Es ist heutzutage in Deutschland ein normaler Anblick des Winters mitunter hunderte Reiherenten auf Binnengewässer zu beobachten sowie regelmäßig erfolgreich brütende Paare zu finden. Dabei ist das noch eine verhältnismäßig junge Entwicklung, da die Art überhaupt erst seit ungefähr 200 Jahren erstmalig hier brütete und als regelmäßiger Brutvogel seit ca. 100 Jahren in Erscheinung getreten ist. Ein sprunghafter Anstieg begann dabei in etwa ab den 1950ern. Ursprünglich waren sie Brutvögel des östlichen und nördlichen Europas und haben ihr Verbreitungsgebiet über die Jahre gen Westen und Südwesten erweitert.

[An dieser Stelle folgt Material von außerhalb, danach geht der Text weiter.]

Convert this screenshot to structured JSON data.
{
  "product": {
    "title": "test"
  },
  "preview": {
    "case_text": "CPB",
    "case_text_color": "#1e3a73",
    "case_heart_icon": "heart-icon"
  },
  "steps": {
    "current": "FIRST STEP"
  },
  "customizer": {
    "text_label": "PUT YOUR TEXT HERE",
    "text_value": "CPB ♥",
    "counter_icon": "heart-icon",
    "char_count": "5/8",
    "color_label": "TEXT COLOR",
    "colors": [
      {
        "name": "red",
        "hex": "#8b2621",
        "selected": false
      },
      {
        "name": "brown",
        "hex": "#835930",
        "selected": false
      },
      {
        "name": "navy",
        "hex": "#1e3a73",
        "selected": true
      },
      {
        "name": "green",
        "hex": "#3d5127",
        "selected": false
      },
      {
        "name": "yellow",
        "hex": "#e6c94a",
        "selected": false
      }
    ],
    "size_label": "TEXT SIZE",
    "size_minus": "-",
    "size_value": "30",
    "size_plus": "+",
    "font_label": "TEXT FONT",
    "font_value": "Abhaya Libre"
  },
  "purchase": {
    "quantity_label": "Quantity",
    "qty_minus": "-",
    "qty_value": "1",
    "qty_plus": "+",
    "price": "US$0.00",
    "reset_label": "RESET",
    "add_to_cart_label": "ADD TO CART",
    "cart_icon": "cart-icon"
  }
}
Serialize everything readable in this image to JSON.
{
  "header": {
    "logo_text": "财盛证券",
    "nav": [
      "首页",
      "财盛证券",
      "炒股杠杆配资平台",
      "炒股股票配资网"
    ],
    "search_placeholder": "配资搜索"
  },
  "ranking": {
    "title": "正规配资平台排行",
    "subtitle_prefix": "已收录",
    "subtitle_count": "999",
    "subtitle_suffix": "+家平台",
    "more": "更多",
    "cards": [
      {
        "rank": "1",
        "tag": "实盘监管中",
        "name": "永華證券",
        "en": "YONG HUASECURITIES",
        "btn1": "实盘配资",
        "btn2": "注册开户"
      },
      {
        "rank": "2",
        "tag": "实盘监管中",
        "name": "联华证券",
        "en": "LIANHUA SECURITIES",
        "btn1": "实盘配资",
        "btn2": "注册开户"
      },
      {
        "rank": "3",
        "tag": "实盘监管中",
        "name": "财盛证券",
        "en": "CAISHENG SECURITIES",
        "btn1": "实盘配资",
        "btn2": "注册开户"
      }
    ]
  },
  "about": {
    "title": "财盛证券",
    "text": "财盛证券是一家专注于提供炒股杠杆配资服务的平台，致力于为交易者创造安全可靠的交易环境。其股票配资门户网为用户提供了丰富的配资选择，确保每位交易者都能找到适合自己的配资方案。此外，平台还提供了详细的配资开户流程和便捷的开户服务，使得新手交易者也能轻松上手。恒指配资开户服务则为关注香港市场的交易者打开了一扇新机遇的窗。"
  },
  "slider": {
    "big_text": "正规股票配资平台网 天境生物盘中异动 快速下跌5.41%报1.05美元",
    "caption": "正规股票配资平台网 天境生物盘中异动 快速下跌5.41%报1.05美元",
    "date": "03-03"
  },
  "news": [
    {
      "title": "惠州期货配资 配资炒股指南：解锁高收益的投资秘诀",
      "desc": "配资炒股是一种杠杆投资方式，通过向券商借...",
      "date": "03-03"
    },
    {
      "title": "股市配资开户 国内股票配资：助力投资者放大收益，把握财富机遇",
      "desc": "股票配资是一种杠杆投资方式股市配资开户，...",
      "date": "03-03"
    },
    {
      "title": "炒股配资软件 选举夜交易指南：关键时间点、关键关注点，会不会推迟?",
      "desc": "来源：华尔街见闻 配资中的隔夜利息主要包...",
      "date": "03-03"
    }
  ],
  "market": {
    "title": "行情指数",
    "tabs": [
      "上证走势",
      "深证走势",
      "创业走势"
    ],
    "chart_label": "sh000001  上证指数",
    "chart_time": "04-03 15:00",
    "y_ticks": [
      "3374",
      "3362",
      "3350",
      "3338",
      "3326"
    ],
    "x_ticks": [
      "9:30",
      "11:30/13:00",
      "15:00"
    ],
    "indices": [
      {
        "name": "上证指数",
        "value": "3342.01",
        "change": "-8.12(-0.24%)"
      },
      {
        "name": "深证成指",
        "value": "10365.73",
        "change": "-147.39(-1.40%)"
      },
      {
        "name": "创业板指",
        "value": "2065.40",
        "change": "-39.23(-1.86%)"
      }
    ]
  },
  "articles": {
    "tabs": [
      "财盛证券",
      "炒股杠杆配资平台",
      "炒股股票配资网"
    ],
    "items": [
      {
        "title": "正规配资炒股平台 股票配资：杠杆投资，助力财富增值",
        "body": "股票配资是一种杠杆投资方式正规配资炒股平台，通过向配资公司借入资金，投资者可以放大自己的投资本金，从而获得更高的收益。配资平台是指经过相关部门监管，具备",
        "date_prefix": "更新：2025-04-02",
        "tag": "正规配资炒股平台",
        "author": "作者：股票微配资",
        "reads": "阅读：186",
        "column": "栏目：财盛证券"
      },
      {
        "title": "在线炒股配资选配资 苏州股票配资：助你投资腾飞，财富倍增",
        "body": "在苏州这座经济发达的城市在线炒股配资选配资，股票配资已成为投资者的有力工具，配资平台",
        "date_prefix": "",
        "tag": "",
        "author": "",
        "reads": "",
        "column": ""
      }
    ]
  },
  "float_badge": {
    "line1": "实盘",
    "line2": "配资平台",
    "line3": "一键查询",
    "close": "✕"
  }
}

Reiherenten sind nicht so anspruchsvoll wie bspw. die Knäk-, Löffel- oder Krickenten und profitieren von den vielen künstlich geschaffenen Seen in Deutschland – ob als Bergbaufolgelandschaft, Angelgewässer oder Stauseen. Des weiteren spielen sicher auch die Zunahme milderer Winter als auch die Nährstoffeinträge in die Gewässer eine Rolle. Immerhin: Die Reiherente spielt eine wichtige und positive Rolle bei der Bekämpfung der eingeschleppten Dreikant- und Quagga-Muscheln, da sie diese gerne fressen.